Membrane potential (measured electrophysiologically, or calculated using the Goldman equation) depends on two things: concentrations and permeabilities. In the Goldman equation you see this directly: concentrations multiplied by permeability, in both the numerator and denominator.
If the membrane is not permeable to an ion (PIon=0), that ion will not affect the reversal potential. In a typical resting neuron, in the absence of any synaptic activity, Chloride conductance is near zero compared to ions like potassium.
I'm not as clear what you are asking about patch clamp experiments, I will try to just describe the process and hopefully that helps.
In a whole-cell patch clamp, the inside of the cell is continuous with the patch pipette solution, which usually contains high concentrations of potassium, like the normal intracellular environment. This is done on purpose, to try to record from cells in the most natural condition that can be replicated simply.

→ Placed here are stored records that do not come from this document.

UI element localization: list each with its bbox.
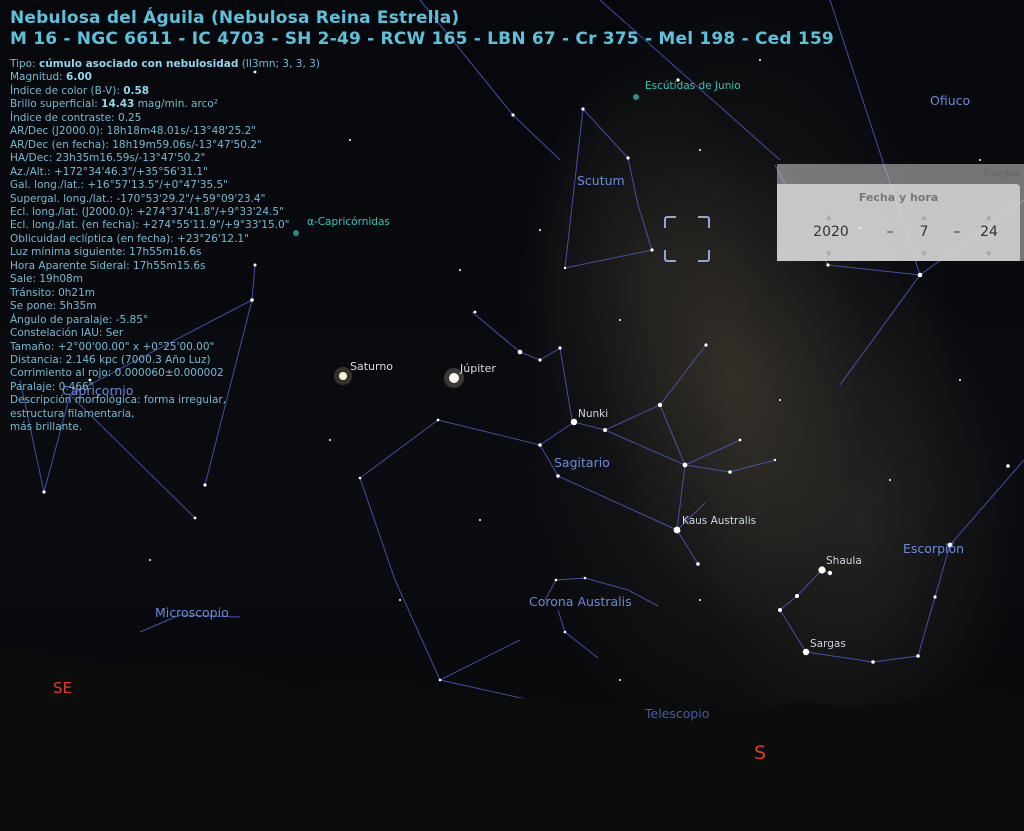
day-up-arrow[interactable]: ▲ <box>986 213 991 221</box>
info-line-label: estructura filamentaria, <box>10 407 135 420</box>
info-line-label: Descripción morfológica: forma irregular… <box>10 394 227 407</box>
label-ofiuco[interactable]: Ofiuco <box>930 93 970 108</box>
info-line-label: Se pone: 5h35m <box>10 300 97 313</box>
info-line: Paralaje: 0.466" <box>10 381 834 394</box>
info-line: Ecl. long./lat. (J2000.0): +274°37'41.8"… <box>10 206 834 219</box>
info-line: AR/Dec (en fecha): 18h19m59.06s/-13°47'5… <box>10 139 834 152</box>
date-window[interactable]: Fecha Fecha y hora ▲ 2020 ▼ – ▲ 7 ▼ – ▲ … <box>777 164 1024 261</box>
date-separator-1: – <box>886 224 894 240</box>
label-microscopio[interactable]: Microscopio <box>155 605 229 620</box>
object-info-panel: Nebulosa del Águila (Nebulosa Reina Estr… <box>10 8 834 435</box>
info-line-label: Tránsito: 0h21m <box>10 286 96 299</box>
info-line-label: AR/Dec (en fecha): 18h19m59.06s/-13°47'5… <box>10 138 262 151</box>
year-up-arrow[interactable]: ▲ <box>826 213 831 221</box>
day-field[interactable]: 24 <box>977 224 1001 240</box>
info-line-label: Sale: 19h08m <box>10 273 83 286</box>
info-line: Ecl. long./lat. (en fecha): +274°55'11.9… <box>10 219 834 232</box>
cardinal-se: SE <box>53 679 72 697</box>
info-line: Se pone: 5h35m <box>10 300 834 313</box>
label-kaus-australis[interactable]: Kaus Australis <box>682 515 756 527</box>
info-line-label: Supergal. long./lat.: -170°53'29.2"/+59°… <box>10 192 266 205</box>
info-line-value: 14.43 <box>101 98 135 111</box>
info-line: Gal. long./lat.: +16°57'13.5"/+0°47'35.5… <box>10 179 834 192</box>
date-separator-2: – <box>953 224 961 240</box>
year-down-arrow[interactable]: ▼ <box>826 250 831 258</box>
info-line-value: 6.00 <box>66 71 92 84</box>
info-line: Tamaño: +2°00'00.00" x +0°25'00.00" <box>10 341 834 354</box>
info-line-label: Brillo superficial: <box>10 98 102 111</box>
info-line-label: Gal. long./lat.: +16°57'13.5"/+0°47'35.5… <box>10 179 228 192</box>
info-line: Tipo: cúmulo asociado con nebulosidad (I… <box>10 58 834 71</box>
object-details: Tipo: cúmulo asociado con nebulosidad (I… <box>10 58 834 435</box>
cardinal-s: S <box>754 742 767 764</box>
info-line-label: Índice de color (B-V): <box>10 84 124 97</box>
info-line-label: Tamaño: +2°00'00.00" x +0°25'00.00" <box>10 340 215 353</box>
month-up-arrow[interactable]: ▲ <box>921 213 926 221</box>
date-time-title: Fecha y hora <box>858 191 939 204</box>
info-line-label: Ecl. long./lat. (J2000.0): +274°37'41.8"… <box>10 205 284 218</box>
info-line: Tránsito: 0h21m <box>10 287 834 300</box>
object-title: Nebulosa del Águila (Nebulosa Reina Estr… <box>10 8 460 28</box>
month-down-arrow[interactable]: ▼ <box>921 250 926 258</box>
info-line-label: Índice de contraste: 0.25 <box>10 111 142 124</box>
info-line: Supergal. long./lat.: -170°53'29.2"/+59°… <box>10 193 834 206</box>
info-line-label: Corrimiento al rojo: 0.000060±0.000002 <box>10 367 224 380</box>
info-line-value: 0.58 <box>123 84 150 97</box>
label-shaula[interactable]: Shaula <box>826 555 862 567</box>
info-line-suffix: mag/min. arco² <box>134 98 218 111</box>
info-line-label: Magnitud: <box>10 71 67 84</box>
info-line-suffix: (II3mn; 3, 3, 3) <box>238 58 320 70</box>
label-sagitario[interactable]: Sagitario <box>554 455 610 470</box>
info-line: Sale: 19h08m <box>10 273 834 286</box>
info-line-label: HA/Dec: 23h35m16.59s/-13°47'50.2" <box>10 152 206 165</box>
day-down-arrow[interactable]: ▼ <box>986 250 991 258</box>
label-corona-australis[interactable]: Corona Australis <box>529 594 632 609</box>
info-line-label: Tipo: <box>10 58 39 70</box>
label-sargas[interactable]: Sargas <box>810 638 846 650</box>
info-line-label: Oblicuidad eclíptica (en fecha): +23°26'… <box>10 232 249 245</box>
info-line: Corrimiento al rojo: 0.000060±0.000002 <box>10 367 834 380</box>
info-line-label: Luz mínima siguiente: 17h55m16.6s <box>10 246 202 259</box>
info-line-label: Hora Aparente Sideral: 17h55m15.6s <box>10 259 206 272</box>
info-line: Constelación IAU: Ser <box>10 327 834 340</box>
info-line: Brillo superficial: 14.43 mag/min. arco² <box>10 98 834 111</box>
info-line: HA/Dec: 23h35m16.59s/-13°47'50.2" <box>10 152 834 165</box>
info-line: Distancia: 2.146 kpc (7000.3 Año Luz) <box>10 354 834 367</box>
info-line: Índice de contraste: 0.25 <box>10 112 834 125</box>
date-window-title[interactable]: Fecha <box>984 167 1020 180</box>
info-line: Ángulo de paralaje: -5.85° <box>10 314 834 327</box>
info-line-label: AR/Dec (J2000.0): 18h18m48.01s/-13°48'25… <box>10 125 257 138</box>
info-line-label: más brillante. <box>10 421 83 434</box>
info-line: Oblicuidad eclíptica (en fecha): +23°26'… <box>10 233 834 246</box>
selection-reticle <box>664 216 710 262</box>
info-line-label: Paralaje: 0.466" <box>10 380 94 393</box>
object-catalog-ids: M 16 - NGC 6611 - IC 4703 - SH 2-49 - RC… <box>10 29 834 49</box>
date-time-panel: Fecha y hora ▲ 2020 ▼ – ▲ 7 ▼ – ▲ 24 ▼ <box>777 184 1020 261</box>
month-field[interactable]: 7 <box>915 224 933 240</box>
info-line: más brillante. <box>10 421 834 434</box>
info-line: Descripción morfológica: forma irregular… <box>10 394 834 407</box>
info-line: Luz mínima siguiente: 17h55m16.6s <box>10 246 834 259</box>
info-line-label: Az./Alt.: +172°34'46.3"/+35°56'31.1" <box>10 165 208 178</box>
year-field[interactable]: 2020 <box>807 224 855 240</box>
horizon-landscape <box>0 650 1024 831</box>
info-line: AR/Dec (J2000.0): 18h18m48.01s/-13°48'25… <box>10 125 834 138</box>
info-line: Índice de color (B-V): 0.58 <box>10 85 834 98</box>
info-line: Magnitud: 6.00 <box>10 71 834 84</box>
info-line-label: Ángulo de paralaje: -5.85° <box>10 313 149 326</box>
label-telescopio[interactable]: Telescopio <box>645 706 709 721</box>
info-line: Az./Alt.: +172°34'46.3"/+35°56'31.1" <box>10 166 834 179</box>
info-line-label: Distancia: 2.146 kpc (7000.3 Año Luz) <box>10 353 211 366</box>
info-line: estructura filamentaria, <box>10 408 834 421</box>
info-line-value: cúmulo asociado con nebulosidad <box>38 58 239 70</box>
label-escorpion[interactable]: Escorpión <box>903 541 964 556</box>
info-line-label: Ecl. long./lat. (en fecha): +274°55'11.9… <box>10 219 290 232</box>
info-line: Hora Aparente Sideral: 17h55m15.6s <box>10 260 834 273</box>
info-line-label: Constelación IAU: Ser <box>10 327 124 340</box>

During the process of making a whole-cell recording, however, the experimenter has to first place a patch pipette down near the cell. While doing this, some solution is leaking out of the pipette and increasing extracellular potassium concentrations, which can depolarize surrounding cells. So, patch quickly my friends, you are making it uncomfortable for everybody before you make a good seal.
(the process would be similar for inside-in patches; for on-cell or inside-out patches, one would use different ionic concentrations in the pipette to mimic the extracellular space, or these would vary depending on the exact experiment performed)
edit: Just wanted to note that a statement in your question is mostly wrong; "the pipette is loaded with KCl and injected into neurons that leads to depolarization" - KCl inside a cell would not depolarize that cell, unless the concentration of K+ was lower than the typical K+ concentration of the cell, in which case you would probably have other issues and a dead cell from osmolarity problems.